For a film to be classed as a Blockbuster it generally has to achieve takings at the box office which reach or exceed a level which is set by the film industry as a whole. This level is hoped to be higher than the budget which was spent on making the film in order for it to make a profit and by financially successful for the studio which made it. Sometimes films which star high profile actors and which have had much time and money invested in them through promotion and advertisement can be labelled as Blockbusters, regardless of financial achievement. This is because of the public awareness of the film, rather than the box office figures, and this type of Blockbuster can sometimes be a box office flop.


The first film to be recognised as a Blockbuster on its takings was Steven Spielberg’s Jaws in 1975. At this point the Blockbuster threshold was $100 million and once it had been achieved once, many more films followed swiftly after. At the start of the 21st Century the threshold was raised to $200 million in order to reflect the increased prices of cinema tickets. For some films, this limit of $200 million is only for sales in North America and in order to be a worldwide Blockbuster it must achieve $400 million in ticket sales around the globe.

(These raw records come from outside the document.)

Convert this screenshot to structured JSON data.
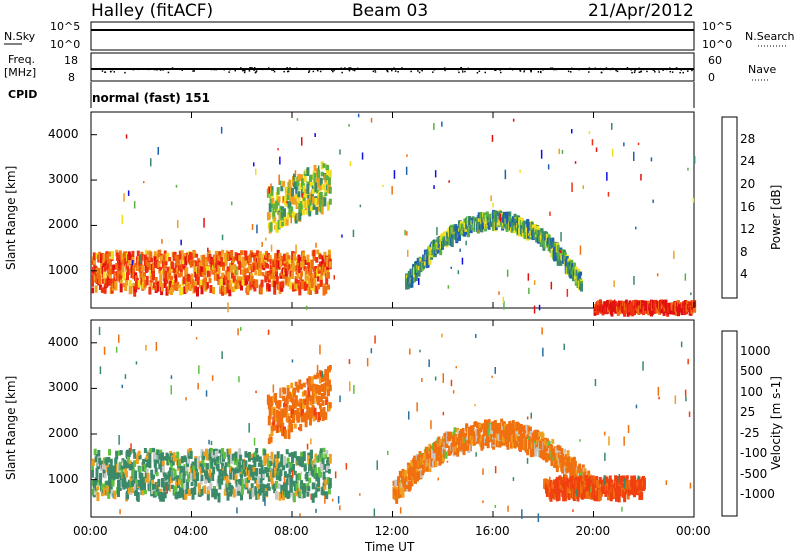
{
  "header": {
    "station": "Halley (fitACF)",
    "beam": "Beam 03",
    "date": "21/Apr/2012"
  },
  "aux_panels": {
    "nsky_label": "N.Sky",
    "nsearch_label": "N.Search",
    "nsky_ticks": [
      "10^5",
      "10^0"
    ],
    "nsearch_ticks": [
      "10^5",
      "10^0"
    ],
    "freq_label": "Freq.",
    "freq_unit": "[MHz]",
    "freq_ticks": [
      "18",
      "8"
    ],
    "nave_label": "Nave",
    "nave_ticks": [
      "60",
      "0"
    ],
    "cpid_label": "CPID",
    "cpid_value": "normal (fast) 151"
  },
  "axes": {
    "ylabel": "Slant Range [km]",
    "xlabel": "Time UT",
    "x_ticks": [
      "00:00",
      "04:00",
      "08:00",
      "12:00",
      "16:00",
      "20:00",
      "00:00"
    ],
    "y_ticks": [
      "1000",
      "2000",
      "3000",
      "4000"
    ]
  },
  "colorbars": {
    "power": {
      "label": "Power [dB]",
      "ticks": [
        "28",
        "24",
        "20",
        "16",
        "12",
        "8",
        "4"
      ],
      "colors": [
        "#1010e0",
        "#2060b0",
        "#3a8a6a",
        "#5ab040",
        "#f0e020",
        "#f0a020",
        "#f07010",
        "#f03010",
        "#e01010"
      ]
    },
    "velocity": {
      "label": "Velocity [m s-1]",
      "ticks": [
        "1000",
        "500",
        "100",
        "25",
        "-25",
        "-100",
        "-500",
        "-1000"
      ],
      "colors": [
        "#1e40c0",
        "#2a70a0",
        "#3a8a6a",
        "#60c040",
        "#c8c8c8",
        "#f0a020",
        "#f07010",
        "#f04010",
        "#e01010"
      ]
    }
  },
  "chart_data": [
    {
      "type": "heatmap",
      "title": "Power",
      "xlabel": "Time UT",
      "ylabel": "Slant Range [km]",
      "xlim": [
        "00:00",
        "24:00"
      ],
      "ylim": [
        180,
        4500
      ],
      "colorbar_range": [
        0,
        30
      ],
      "colorbar_label": "Power [dB]",
      "features": [
        {
          "t_start": 0,
          "t_end": 9.5,
          "range_center": 1050,
          "thickness": 420,
          "value_db": 22
        },
        {
          "t_start": 7.0,
          "t_end": 9.5,
          "range_center": 2400,
          "thickness": 500,
          "value_db": 14
        },
        {
          "t_start": 12.5,
          "t_end": 19.5,
          "range_center": 2200,
          "thickness": 150,
          "value_db": 10
        },
        {
          "t_start": 20.0,
          "t_end": 24.0,
          "range_center": 250,
          "thickness": 120,
          "value_db": 26
        }
      ]
    },
    {
      "type": "heatmap",
      "title": "Velocity",
      "xlabel": "Time UT",
      "ylabel": "Slant Range [km]",
      "xlim": [
        "00:00",
        "24:00"
      ],
      "ylim": [
        180,
        4500
      ],
      "colorbar_range": [
        -1000,
        1000
      ],
      "colorbar_label": "Velocity [m s-1]",
      "features": [
        {
          "t_start": 0,
          "t_end": 9.5,
          "range_center": 1200,
          "thickness": 500,
          "value_ms": 150
        },
        {
          "t_start": 7.0,
          "t_end": 9.5,
          "range_center": 2400,
          "thickness": 500,
          "value_ms": -300
        },
        {
          "t_start": 12.0,
          "t_end": 20.0,
          "range_center": 2100,
          "thickness": 250,
          "value_ms": -200
        },
        {
          "t_start": 18.0,
          "t_end": 22.0,
          "range_center": 900,
          "thickness": 200,
          "value_ms": -600
        }
      ]
    }
  ]
}
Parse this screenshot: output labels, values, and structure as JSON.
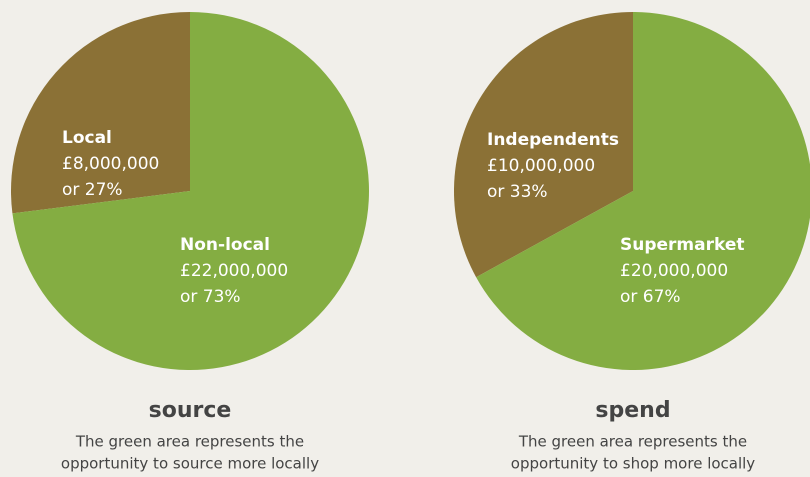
{
  "chart_data": [
    {
      "type": "pie",
      "title": "source",
      "subtitle": "The green area represents the opportunity to source more locally",
      "subtitle_lines": [
        "The green area represents the",
        "opportunity to source more locally"
      ],
      "categories": [
        "Local",
        "Non-local"
      ],
      "values": [
        27,
        73
      ],
      "value_labels": [
        "or 27%",
        "or 73%"
      ],
      "amount_labels": [
        "£8,000,000",
        "£22,000,000"
      ],
      "colors": [
        "#8b7136",
        "#84ad42"
      ]
    },
    {
      "type": "pie",
      "title": "spend",
      "subtitle": "The green area represents the opportunity to shop more locally",
      "subtitle_lines": [
        "The green area represents the",
        "opportunity to shop more locally"
      ],
      "categories": [
        "Independents",
        "Supermarket"
      ],
      "values": [
        33,
        67
      ],
      "value_labels": [
        "or 33%",
        "or 67%"
      ],
      "amount_labels": [
        "£10,000,000",
        "£20,000,000"
      ],
      "colors": [
        "#8b7136",
        "#84ad42"
      ]
    }
  ]
}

Nobody knows exactly where the term Blockbuster came from but there are several proposed theories. Initially the term was used in the theatre world and one suggestion is that a play which was particularly successful could drive others on the same block to closure, therefore busting the block. Another idea is that a film which drew a large audience would create a queue from the cinema around the blocks in America, causing congestion, delays and damaging the block system.